If you’re feeling lost ask yourself one question - what’s it time for NOW. Look around and notice where you physically are. If there are flowers, smell them. Avail yourself of whatever abundance greets you.
It’s all too easy to get stuck in the worries about the future or in ruminating over what should‘ve gone better in the past. It’s a fucking trap to try to analyze the past to craft a set of logical rules by which you may decide whether to go left or right, straight ahead or stop. This might sound quite shocking to you. What else is there if not the past to guide us through the lens of cool-headed guidelines?
A deeply wild, curious heart will take you places waaaaaay off the map. There ain’t no map where you’ll be going. In maps from the medieval period, the lands beyond the reaches of their knowledge bore the label “here be dragon,” with colorful hydra creatures of half-man, half-dolphins and strange beasts of tooth and claw. It was as if cartographers of old sought to make excuses for the limitation of their craft by saying “if you were meant to go there, we’d be able to chart your course, but since we can’t, we’ll frighten you into staying within the borders we quite literally draw.”

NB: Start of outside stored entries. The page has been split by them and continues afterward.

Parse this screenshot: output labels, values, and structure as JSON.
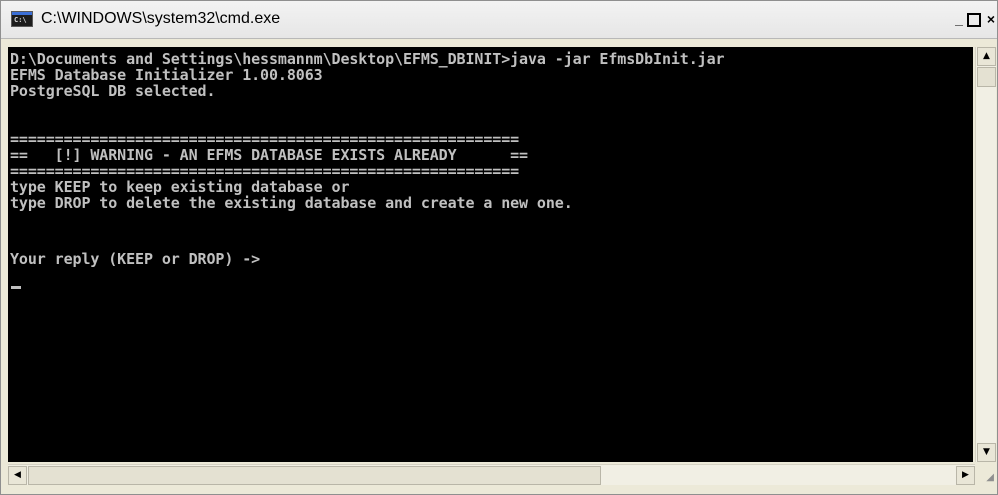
{
  "window": {
    "title": "C:\\WINDOWS\\system32\\cmd.exe",
    "icon_text": "C:\\",
    "controls": {
      "minimize": "_",
      "maximize": "",
      "close": "×"
    }
  },
  "console": {
    "lines": [
      "D:\\Documents and Settings\\hessmannm\\Desktop\\EFMS_DBINIT>java -jar EfmsDbInit.jar",
      "EFMS Database Initializer 1.00.8063",
      "PostgreSQL DB selected.",
      "",
      "=========================================================",
      "==   [!] WARNING - AN EFMS DATABASE EXISTS ALREADY      ==",
      "=========================================================",
      "type KEEP to keep existing database or",
      "type DROP to delete the existing database and create a new one.",
      "",
      "Your reply (KEEP or DROP) ->"
    ]
  },
  "scrollbars": {
    "up_arrow": "▲",
    "down_arrow": "▼",
    "left_arrow": "◀",
    "right_arrow": "▶"
  },
  "colors": {
    "console_bg": "#000000",
    "console_text": "#c0c0c0",
    "title_bar": "#ece9d8"
  }
}
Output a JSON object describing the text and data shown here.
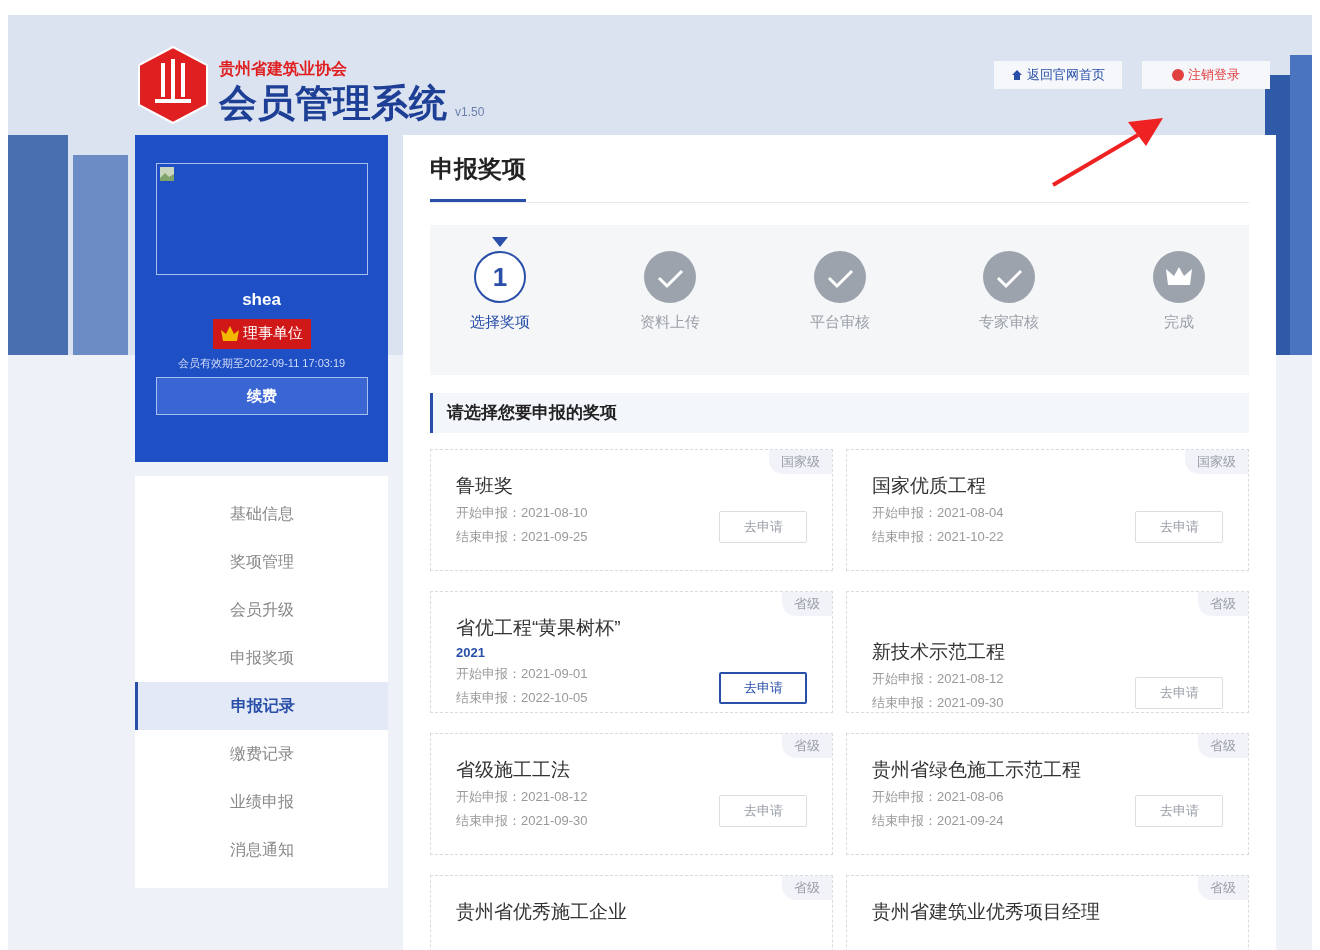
{
  "header": {
    "org_name": "贵州省建筑业协会",
    "system_title": "会员管理系统",
    "version": "v1.50",
    "buttons": [
      {
        "kind": "home",
        "label": "返回官网首页"
      },
      {
        "kind": "logout",
        "label": "注销登录"
      }
    ]
  },
  "profile": {
    "username": "shea",
    "member_badge": "理事单位",
    "expiry": "会员有效期至2022-09-11 17:03:19",
    "renew_button": "续费"
  },
  "sidebar": {
    "items": [
      {
        "label": "基础信息",
        "selected": false
      },
      {
        "label": "奖项管理",
        "selected": false
      },
      {
        "label": "会员升级",
        "selected": false
      },
      {
        "label": "申报奖项",
        "selected": false
      },
      {
        "label": "申报记录",
        "selected": true
      },
      {
        "label": "缴费记录",
        "selected": false
      },
      {
        "label": "业绩申报",
        "selected": false
      },
      {
        "label": "消息通知",
        "selected": false
      }
    ]
  },
  "content": {
    "title": "申报奖项",
    "steps": [
      {
        "kind": "number",
        "number": "1",
        "label": "选择奖项",
        "selected": true
      },
      {
        "kind": "check",
        "label": "资料上传",
        "selected": false
      },
      {
        "kind": "check",
        "label": "平台审核",
        "selected": false
      },
      {
        "kind": "check",
        "label": "专家审核",
        "selected": false
      },
      {
        "kind": "crown",
        "label": "完成",
        "selected": false
      }
    ],
    "section_title": "请选择您要申报的奖项",
    "awards": [
      {
        "level": "国家级",
        "title": "鲁班奖",
        "start": "开始申报：2021-08-10",
        "end": "结束申报：2021-09-25",
        "button": "去申请",
        "enabled": false
      },
      {
        "level": "国家级",
        "title": "国家优质工程",
        "start": "开始申报：2021-08-04",
        "end": "结束申报：2021-10-22",
        "button": "去申请",
        "enabled": false
      },
      {
        "level": "省级",
        "title": "省优工程“黄果树杯”",
        "year": "2021",
        "start": "开始申报：2021-09-01",
        "end": "结束申报：2022-10-05",
        "button": "去申请",
        "enabled": true
      },
      {
        "level": "省级",
        "title": "新技术示范工程",
        "start": "开始申报：2021-08-12",
        "end": "结束申报：2021-09-30",
        "button": "去申请",
        "enabled": false
      },
      {
        "level": "省级",
        "title": "省级施工工法",
        "start": "开始申报：2021-08-12",
        "end": "结束申报：2021-09-30",
        "button": "去申请",
        "enabled": false
      },
      {
        "level": "省级",
        "title": "贵州省绿色施工示范工程",
        "start": "开始申报：2021-08-06",
        "end": "结束申报：2021-09-24",
        "button": "去申请",
        "enabled": false
      },
      {
        "level": "省级",
        "title": "贵州省优秀施工企业"
      },
      {
        "level": "省级",
        "title": "贵州省建筑业优秀项目经理"
      }
    ]
  }
}
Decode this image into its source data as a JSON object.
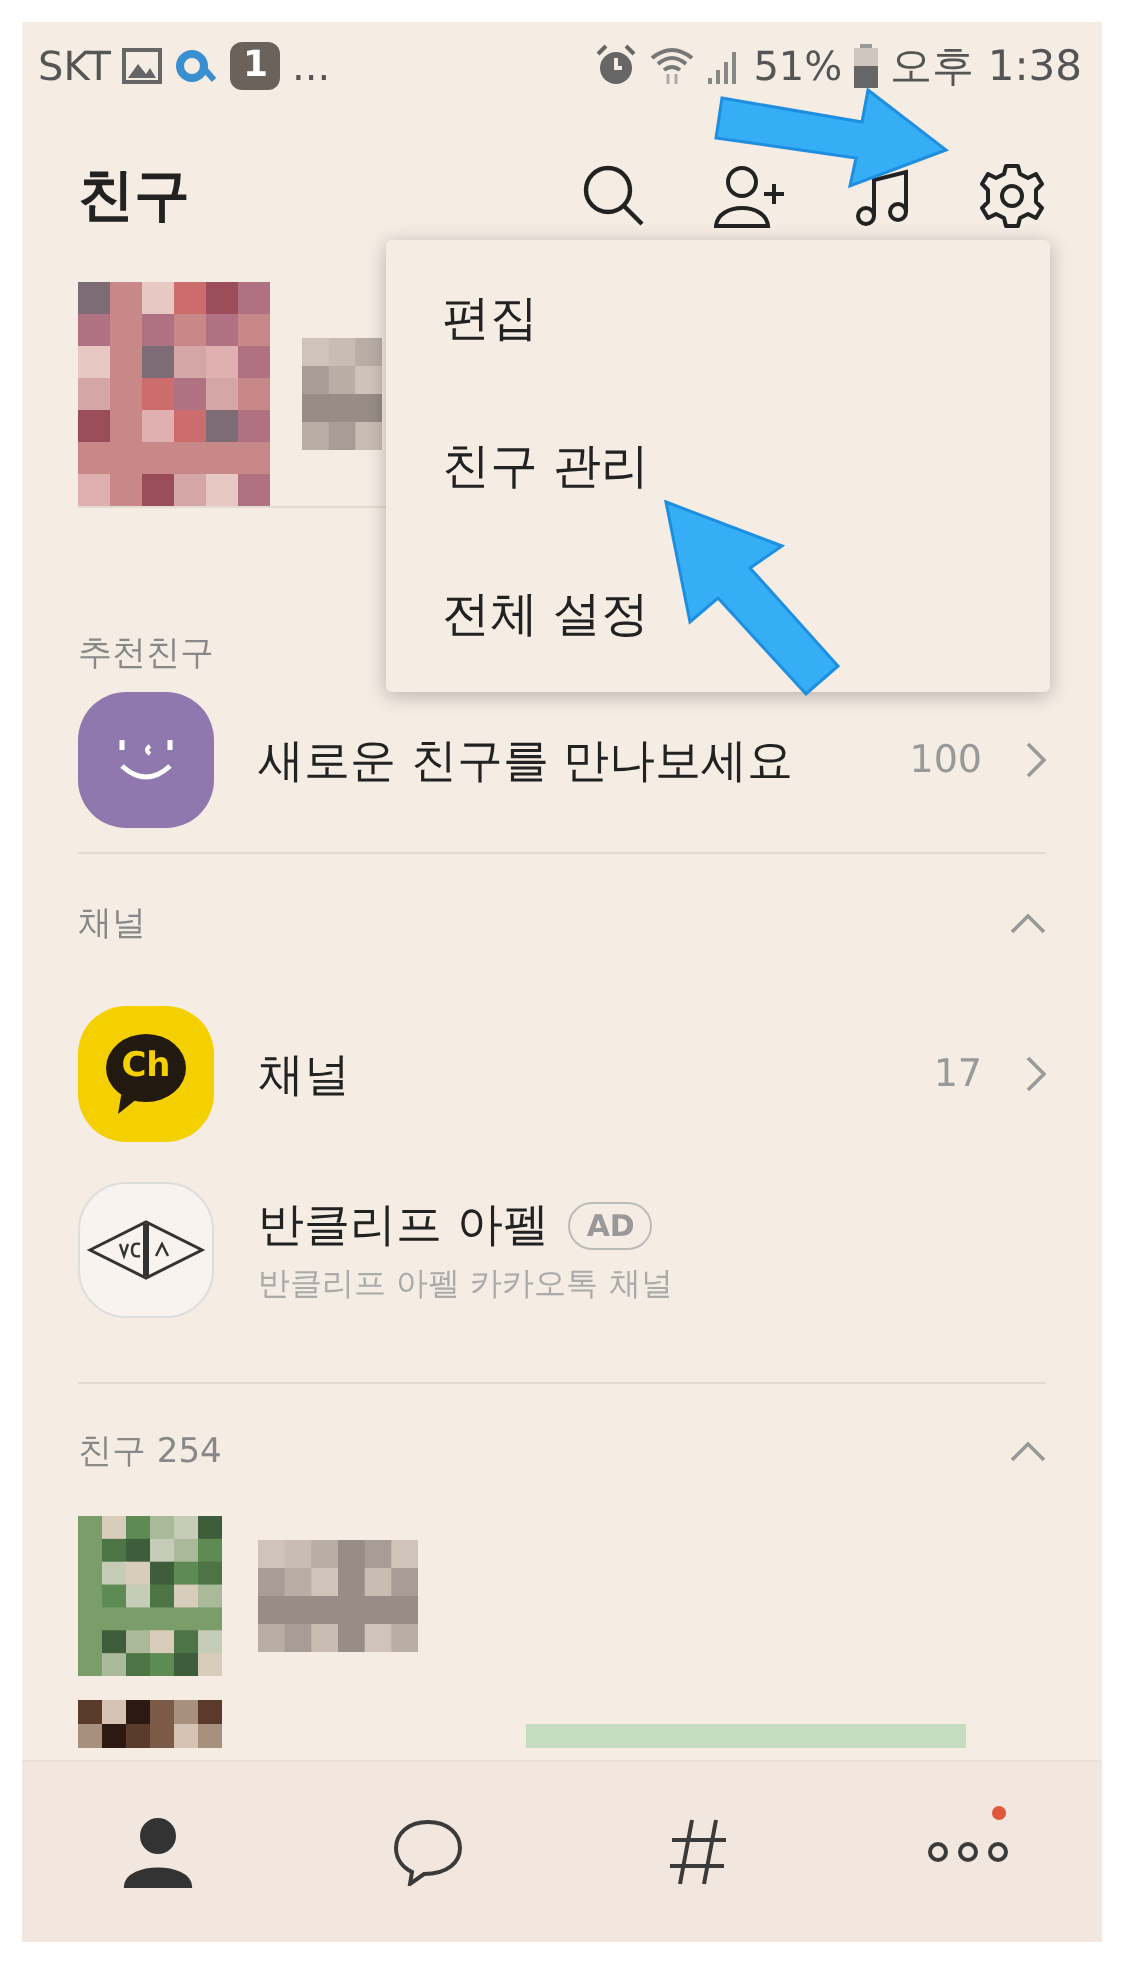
{
  "status_bar": {
    "carrier": "SKT",
    "notification_count": "1",
    "more": "...",
    "battery": "51%",
    "time": "오후 1:38"
  },
  "header": {
    "title": "친구"
  },
  "menu": {
    "items": [
      {
        "label": "편집"
      },
      {
        "label": "친구 관리"
      },
      {
        "label": "전체 설정"
      }
    ]
  },
  "recommended": {
    "title": "추천친구",
    "item": {
      "name": "새로운 친구를 만나보세요",
      "count": "100"
    }
  },
  "channels": {
    "title": "채널",
    "expanded": true,
    "items": [
      {
        "kind": "channel",
        "logo_text": "Ch",
        "name": "채널",
        "count": "17"
      },
      {
        "kind": "ad",
        "name": "반클리프 아펠",
        "badge": "AD",
        "subtitle": "반클리프 아펠 카카오톡 채널"
      }
    ]
  },
  "friends": {
    "title": "친구 254",
    "expanded": true
  },
  "tabs": [
    {
      "kind": "friends",
      "selected": true
    },
    {
      "kind": "chats",
      "selected": false
    },
    {
      "kind": "view",
      "selected": false
    },
    {
      "kind": "more",
      "selected": false,
      "badge": true
    }
  ]
}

This work has taken me so far past any territory recognizable to myself or anyone I can consult that it scares me half to death sometimes. The ancient invocation “know thyself” sounds all yummy chocolate donut with sprinkles on to surface, but turns out to be an often - breathless gasping awe at the infinitely twisting path you never could’ve imagined walking were you to set out a scheduled itinerary. Life, after all, is what happens when you’re busy making other plans.